To change this behaviour and match as little as possible, append a ? to the quantifier to make it “lazy”. So \w+? means “match one or more word characters, as little as possible”, and if used in the example would result in abc/123. The curly bracket quantifiers can be made lazy as well, {5,10}? will still repeat the previous element 5 to 10 times, but will try to match as little as possible within that range. For a complete list, see Quantifiers in the quick reference.

Keep in mind the greedy/lazy issue only comes into effect when the number of times a quantifier can match is ambiguous – adding a ? to a quantifier will never cause a match to fail: ^\w+?$ will still match abc123 because it’s anchored at both ends and + doesn’t have any other option.

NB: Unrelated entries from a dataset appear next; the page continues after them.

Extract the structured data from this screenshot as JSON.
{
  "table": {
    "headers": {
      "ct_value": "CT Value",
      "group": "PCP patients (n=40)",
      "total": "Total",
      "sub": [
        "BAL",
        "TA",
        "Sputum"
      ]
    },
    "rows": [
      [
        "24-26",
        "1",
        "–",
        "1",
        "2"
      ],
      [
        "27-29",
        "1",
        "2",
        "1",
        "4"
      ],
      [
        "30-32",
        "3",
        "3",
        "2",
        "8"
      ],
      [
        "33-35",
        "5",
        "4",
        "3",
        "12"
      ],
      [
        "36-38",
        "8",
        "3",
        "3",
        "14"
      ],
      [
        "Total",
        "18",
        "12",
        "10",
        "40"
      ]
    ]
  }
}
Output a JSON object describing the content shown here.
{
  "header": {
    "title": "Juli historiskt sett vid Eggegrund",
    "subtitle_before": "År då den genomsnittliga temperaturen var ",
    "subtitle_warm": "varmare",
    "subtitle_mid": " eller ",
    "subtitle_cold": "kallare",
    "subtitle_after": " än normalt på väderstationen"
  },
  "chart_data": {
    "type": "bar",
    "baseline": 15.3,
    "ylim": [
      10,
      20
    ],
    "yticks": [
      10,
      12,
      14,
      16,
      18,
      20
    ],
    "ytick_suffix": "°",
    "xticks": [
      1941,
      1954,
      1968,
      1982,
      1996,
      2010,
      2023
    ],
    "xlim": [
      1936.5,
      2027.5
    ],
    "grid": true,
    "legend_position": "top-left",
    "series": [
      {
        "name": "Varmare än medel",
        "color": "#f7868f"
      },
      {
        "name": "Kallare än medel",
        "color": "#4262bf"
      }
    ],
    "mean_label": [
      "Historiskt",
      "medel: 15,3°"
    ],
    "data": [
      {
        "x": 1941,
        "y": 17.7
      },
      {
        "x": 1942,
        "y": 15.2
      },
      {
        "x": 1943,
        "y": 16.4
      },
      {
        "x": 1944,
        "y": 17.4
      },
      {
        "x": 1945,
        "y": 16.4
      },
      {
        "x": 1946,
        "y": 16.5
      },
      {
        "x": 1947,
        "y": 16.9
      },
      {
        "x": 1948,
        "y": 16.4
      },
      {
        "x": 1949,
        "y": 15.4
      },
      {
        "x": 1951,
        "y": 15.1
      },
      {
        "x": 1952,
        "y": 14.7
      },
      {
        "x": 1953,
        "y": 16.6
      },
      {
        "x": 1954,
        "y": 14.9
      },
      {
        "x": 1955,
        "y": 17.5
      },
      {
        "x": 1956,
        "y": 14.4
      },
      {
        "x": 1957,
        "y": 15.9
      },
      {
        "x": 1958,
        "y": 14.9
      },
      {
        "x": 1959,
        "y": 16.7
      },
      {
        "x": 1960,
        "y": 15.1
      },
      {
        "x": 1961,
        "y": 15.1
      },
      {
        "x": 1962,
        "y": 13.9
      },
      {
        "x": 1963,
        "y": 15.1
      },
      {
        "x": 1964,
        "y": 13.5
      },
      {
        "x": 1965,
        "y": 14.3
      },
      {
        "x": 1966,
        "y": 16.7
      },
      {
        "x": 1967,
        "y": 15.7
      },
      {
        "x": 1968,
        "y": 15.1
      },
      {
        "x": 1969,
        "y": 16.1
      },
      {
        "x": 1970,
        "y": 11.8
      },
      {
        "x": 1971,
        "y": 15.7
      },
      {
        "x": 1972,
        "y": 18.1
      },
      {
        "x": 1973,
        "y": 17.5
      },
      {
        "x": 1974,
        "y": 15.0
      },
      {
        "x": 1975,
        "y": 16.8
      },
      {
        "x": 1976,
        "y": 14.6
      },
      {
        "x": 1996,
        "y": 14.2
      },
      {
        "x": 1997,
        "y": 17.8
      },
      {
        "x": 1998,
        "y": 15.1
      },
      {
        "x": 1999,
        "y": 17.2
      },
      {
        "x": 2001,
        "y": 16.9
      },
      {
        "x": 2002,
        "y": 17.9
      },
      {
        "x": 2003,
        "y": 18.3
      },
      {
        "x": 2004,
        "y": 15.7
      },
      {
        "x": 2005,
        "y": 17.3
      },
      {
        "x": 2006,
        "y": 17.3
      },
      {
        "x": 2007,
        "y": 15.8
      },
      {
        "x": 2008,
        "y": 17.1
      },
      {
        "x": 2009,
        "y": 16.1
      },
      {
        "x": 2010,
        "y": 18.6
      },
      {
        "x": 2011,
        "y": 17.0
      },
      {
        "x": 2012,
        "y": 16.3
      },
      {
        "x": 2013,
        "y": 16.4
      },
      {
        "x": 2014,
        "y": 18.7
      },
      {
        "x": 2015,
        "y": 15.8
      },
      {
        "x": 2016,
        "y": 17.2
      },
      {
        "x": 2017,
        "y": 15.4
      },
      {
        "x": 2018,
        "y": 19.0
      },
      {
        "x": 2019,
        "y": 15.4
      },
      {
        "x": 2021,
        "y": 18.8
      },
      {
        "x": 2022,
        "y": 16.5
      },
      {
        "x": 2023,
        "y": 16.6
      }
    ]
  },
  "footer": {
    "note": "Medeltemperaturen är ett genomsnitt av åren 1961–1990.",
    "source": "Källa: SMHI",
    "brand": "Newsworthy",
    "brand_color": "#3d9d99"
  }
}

In the original example, you may be wondering: if the + quantifier is greedy, why did the \w+ match as much as possible but not the \d+? This is simply because the \w+ appears earlier in the pattern. In fact, the pattern should really have been written ^(\w+)(\d+?)$ as that is what it actually means.

Other advanced operators

This covers the majority of the match pattern syntax you need to know to effectively match filenames. There are still several advanced operators we havn’t mentioned, including lookaround, alternation & inline modifiers. While these are outside the scope of this guide, they are listed in the Quick Reference should you need to refer to them.